Qu’il s’agisse de créer et entretenir des chenaux de navigation et des ports, ou bien de réaliser des opérations de remblaiement sur les plages, les maitres d’œuvre font régulièrement appel à des entreprises de dragage. Ces dernières facturent leurs services aux volumes qui sont extraits.
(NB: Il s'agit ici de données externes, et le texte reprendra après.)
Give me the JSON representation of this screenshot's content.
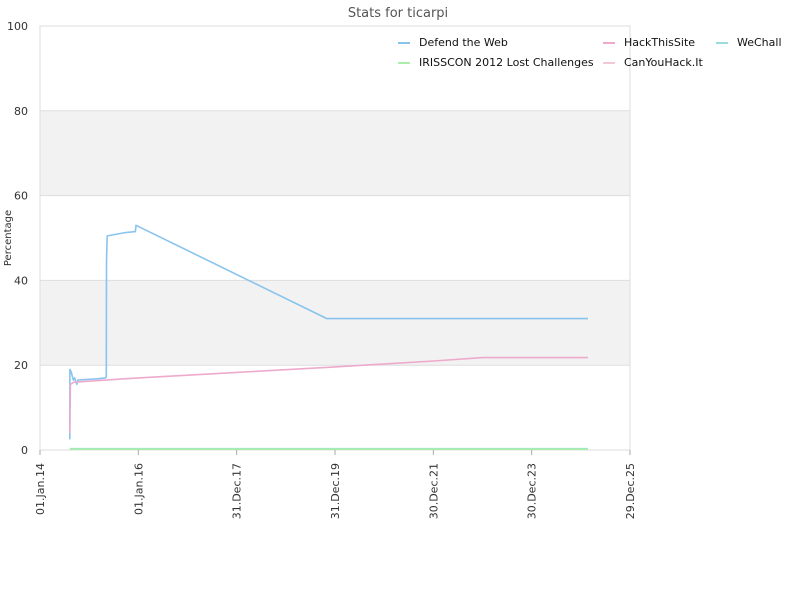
{
  "chart_data": {
    "type": "line",
    "title": "Stats for ticarpi",
    "xlabel": "",
    "ylabel": "Percentage",
    "ylim": [
      0,
      100
    ],
    "xlim": [
      "2014-01-01",
      "2025-12-29"
    ],
    "yticks": [
      0,
      20,
      40,
      60,
      80,
      100
    ],
    "xticks": [
      {
        "date": "2014-01-01",
        "label": "01.Jan.14"
      },
      {
        "date": "2016-01-01",
        "label": "01.Jan.16"
      },
      {
        "date": "2017-12-31",
        "label": "31.Dec.17"
      },
      {
        "date": "2019-12-31",
        "label": "31.Dec.19"
      },
      {
        "date": "2021-12-30",
        "label": "30.Dec.21"
      },
      {
        "date": "2023-12-30",
        "label": "30.Dec.23"
      },
      {
        "date": "2025-12-29",
        "label": "29.Dec.25"
      }
    ],
    "grid": true,
    "legend": "top-right",
    "series": [
      {
        "name": "Defend the Web",
        "color": "#88c4ee",
        "points": [
          [
            "2014-08-10",
            2.5
          ],
          [
            "2014-08-11",
            19.0
          ],
          [
            "2014-08-20",
            18.5
          ],
          [
            "2014-08-28",
            17.5
          ],
          [
            "2014-09-05",
            16.5
          ],
          [
            "2014-09-15",
            17.0
          ],
          [
            "2014-10-01",
            15.5
          ],
          [
            "2014-10-10",
            16.5
          ],
          [
            "2015-03-01",
            16.8
          ],
          [
            "2015-05-01",
            17.0
          ],
          [
            "2015-05-08",
            17.2
          ],
          [
            "2015-05-10",
            44.5
          ],
          [
            "2015-05-15",
            50.5
          ],
          [
            "2015-10-01",
            51.3
          ],
          [
            "2015-12-10",
            51.5
          ],
          [
            "2015-12-15",
            53.0
          ],
          [
            "2019-11-01",
            31.0
          ],
          [
            "2025-02-20",
            31.0
          ]
        ]
      },
      {
        "name": "HackThisSite",
        "color": "#eeaacc",
        "points": [
          [
            "2014-08-10",
            4.0
          ],
          [
            "2014-08-15",
            15.5
          ],
          [
            "2014-09-10",
            16.0
          ],
          [
            "2016-01-01",
            17.0
          ],
          [
            "2018-01-01",
            18.3
          ],
          [
            "2020-01-01",
            19.6
          ],
          [
            "2022-01-01",
            21.0
          ],
          [
            "2023-01-01",
            21.8
          ],
          [
            "2025-02-20",
            21.8
          ]
        ]
      },
      {
        "name": "WeChall",
        "color": "#99dddd",
        "points": [
          [
            "2014-08-10",
            0.3
          ],
          [
            "2025-02-20",
            0.3
          ]
        ]
      },
      {
        "name": "IRISSCON 2012 Lost Challenges",
        "color": "#aaeeaa",
        "points": [
          [
            "2014-08-10",
            0.2
          ],
          [
            "2025-02-20",
            0.2
          ]
        ]
      },
      {
        "name": "CanYouHack.It",
        "color": "#f2c8d4",
        "points": []
      }
    ]
  }
}
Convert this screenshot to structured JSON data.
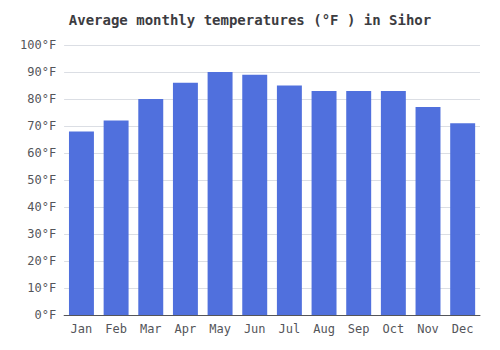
{
  "chart_data": {
    "type": "bar",
    "title": "Average monthly temperatures (°F ) in Sihor",
    "categories": [
      "Jan",
      "Feb",
      "Mar",
      "Apr",
      "May",
      "Jun",
      "Jul",
      "Aug",
      "Sep",
      "Oct",
      "Nov",
      "Dec"
    ],
    "values": [
      68,
      72,
      80,
      86,
      90,
      89,
      85,
      83,
      83,
      83,
      77,
      71
    ],
    "ylim": [
      0,
      100
    ],
    "yticks": [
      {
        "value": 0,
        "label": "0°F"
      },
      {
        "value": 10,
        "label": "10°F"
      },
      {
        "value": 20,
        "label": "20°F"
      },
      {
        "value": 30,
        "label": "30°F"
      },
      {
        "value": 40,
        "label": "40°F"
      },
      {
        "value": 50,
        "label": "50°F"
      },
      {
        "value": 60,
        "label": "60°F"
      },
      {
        "value": 70,
        "label": "70°F"
      },
      {
        "value": 80,
        "label": "80°F"
      },
      {
        "value": 90,
        "label": "90°F"
      },
      {
        "value": 100,
        "label": "100°F"
      }
    ],
    "grid": true
  }
}
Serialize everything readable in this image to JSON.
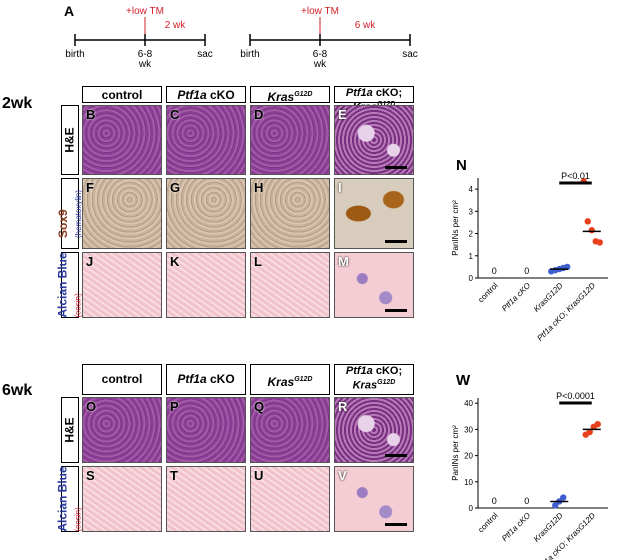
{
  "panel_a": {
    "letter": "A",
    "timelines": [
      {
        "treatment": "+low TM",
        "duration": "2 wk",
        "start": "birth",
        "mid": [
          "6-8",
          "wk"
        ],
        "end": "sac"
      },
      {
        "treatment": "+low TM",
        "duration": "6 wk",
        "start": "birth",
        "mid": [
          "6-8",
          "wk"
        ],
        "end": "sac"
      }
    ]
  },
  "headers": [
    {
      "text": "control"
    },
    {
      "gene": "Ptf1a",
      "rest": "cKO"
    },
    {
      "gene": "Kras",
      "sup": "G12D"
    },
    {
      "gene": "Ptf1a",
      "rest": "cKO;",
      "gene2": "Kras",
      "sup": "G12D"
    }
  ],
  "sections": [
    {
      "label": "2wk",
      "rows": [
        {
          "stain": "H&E",
          "letters": [
            "B",
            "C",
            "D",
            "E"
          ]
        },
        {
          "stain": "Sox9",
          "counterstain": "(hematoxylin)",
          "letters": [
            "F",
            "G",
            "H",
            "I"
          ]
        },
        {
          "stain": "Alcian Blue",
          "counterstain": "(eosin)",
          "letters": [
            "J",
            "K",
            "L",
            "M"
          ]
        }
      ]
    },
    {
      "label": "6wk",
      "rows": [
        {
          "stain": "H&E",
          "letters": [
            "O",
            "P",
            "Q",
            "R"
          ]
        },
        {
          "stain": "Alcian Blue",
          "counterstain": "(eosin)",
          "letters": [
            "S",
            "T",
            "U",
            "V"
          ]
        }
      ]
    }
  ],
  "chart_data": [
    {
      "type": "dot",
      "letter": "N",
      "ylabel": "PanINs per cm²",
      "categories": [
        "control",
        "Ptf1a cKO",
        "KrasG12D",
        "Ptf1a cKO; KrasG12D"
      ],
      "points": [
        [],
        [],
        [
          0.3,
          0.35,
          0.4,
          0.45,
          0.5
        ],
        [
          4.35,
          2.55,
          2.15,
          1.65,
          1.6
        ]
      ],
      "means": [
        0,
        0,
        0.4,
        2.1
      ],
      "value_labels": [
        "0",
        "0",
        null,
        null
      ],
      "colors": [
        "#000000",
        "#000000",
        "#3f5fd0",
        "#e8401c"
      ],
      "ylim": [
        0,
        4.5
      ],
      "yticks": [
        0,
        1,
        2,
        3,
        4
      ],
      "annotation": {
        "text": "P<0.01",
        "from": 2,
        "to": 3
      }
    },
    {
      "type": "dot",
      "letter": "W",
      "ylabel": "PanINs per cm²",
      "categories": [
        "control",
        "Ptf1a cKO",
        "KrasG12D",
        "Ptf1a cKO; KrasG12D"
      ],
      "points": [
        [],
        [],
        [
          1,
          2.5,
          4
        ],
        [
          28,
          29,
          31,
          32
        ]
      ],
      "means": [
        0,
        0,
        2.5,
        30
      ],
      "value_labels": [
        "0",
        "0",
        null,
        null
      ],
      "colors": [
        "#000000",
        "#000000",
        "#3f5fd0",
        "#e8401c"
      ],
      "ylim": [
        0,
        42
      ],
      "yticks": [
        0,
        10,
        20,
        30,
        40
      ],
      "annotation": {
        "text": "P<0.0001",
        "from": 2,
        "to": 3
      }
    }
  ]
}
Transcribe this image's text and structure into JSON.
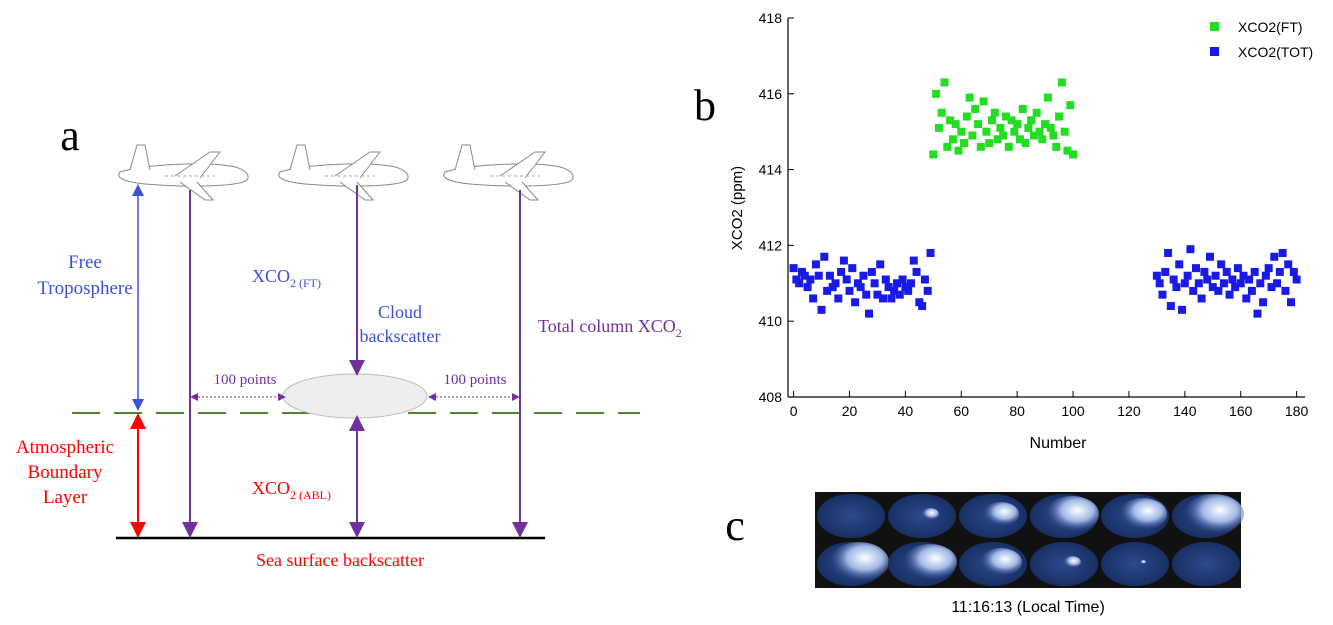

D’où l’importance de faire contrôler ces quantités par un prestataire extérieur à l’entreprise qui réalise les travaux.
Cette évidence déontologique masque des enjeux et parfois des problèmes financiers qu’il est bon de rappeler.
Le coût de travaux de dragage varie selon beaucoup de paramètres : l’ampleur du projet, les frais de mobilisation des moyens sur le site, la profondeur de travail, la nature des sédiments ou la dureté des sols, les contraintes environnementales, la distance à franchir pour de la zone de dépôt, etc…
Si, pour les besoins de la démonstration, l’on considère un projet de dragage quelconque, qui consisterait à passer d’une cote de -10m à -12m LAT sur une superficie de 25 hectares de matériau modérément dur (UCS = 20 Mpa).
Cela représenterait environ un volume de 500.000m3 de matériaux à extraire. Pour un prix entre 15 et 25 euros du mètre cube, cela représenterait un projet d’environ 10 Millions d’Euros et, admettons, un mois de chantier.
Parallèlement, la mission de l’hydrographe se décompose en trois étapes. Le relevé bathymétrique « IN SURVEY » au sondeur multifaisceaux pour l’estimation des volumes avant le démarrage, le « CONTRÔLE CONTINU » pendant, et enfin le « OUT SURVEY » après travaux, qui permet de confirmer les objectifs, et ajuster éventuellement les volumes payables à l’entrepreneur.
Au cours de ces trois étapes, l’hydrographe est le garant de la réalité des travaux et de la juste rémunération de l’entrepreneur. Il a la responsabilité de contrôler :
1. Le respect du périmètre de la zone d’emprunt (dragage) et parfois de la zone de clapage (dépôt).
2. La gestion des sousprofondeurs de dragage, autrement dit les zones insuffisamment draguées car à une cote supérieure à la côte objectif, et pour lesquelles il est demandé à l’entreprise de les reprendre sans compensation financière.
3. La gestion des surprofondeurs de dragage, autrement dit les zones draguées à une côte inférieure à la cote objectif, et qui ne sont pas prises en compte dans le calcul des volumes extraits ouvrant droit à rémunération.
Le survey bathymétrique qui accompagne un projet d’environ 1 mois de dragage a un coût moyen qu’on estimera à 100.000 Euros. Au regard d’un projet de 10 Millions d’Euros, le coût de cette prestation représente donc environ 1% du coût total.
A ces frais il faut ajouter la rédaction des spécifications techniques des appels d’offres pour consulter les différentes entreprises de dragage, et qui sont préparés très en amont des travaux. Pour ce faire, les maitres d’œuvres doivent réaliser un état des lieux, qui en plus de la bathymétrie permettant de calculer les volumes à extraire, doit parfois inclure des investigations géotechniques, des échantillonnages et des mesures sur site pour les Études d’Impact Environnemental et Social.
Naturellement les exigences des projets sont toujours différentes. Mais pour un dragage d’entretien par exemple, le coût de ces prestations préliminaires n’excède généralement pas 50.000 Euros.
On comprend donc que notre travail est essentiel pour une gestion impartiale des projets de dragage, et toutes proportions gardées il représente une charge financière raisonnable.
Cependant, les opérateurs portuaires ou les administrations se heurtent parfois au problème de financement de 1% de la mission de contrôle, qui n’est pas budgétisée indépendamment des 99% que représentent les travaux de dragage.
Et donc, hélas, on observe encore des situations où la responsabilité de la mission de contrôle est déléguée à l’entrepreneur qui réalise les travaux de dragage. Non pas toujours par manque de rigueur déontologique, mais plus souvent parce que les mécanismes de financement du projet ne laissent pas d’autre possibilité au Maitre d’Œuvre.
Pour espérer voir les choses évoluer il ne nous reste alors que la pédagogie, la patience, et les blogs.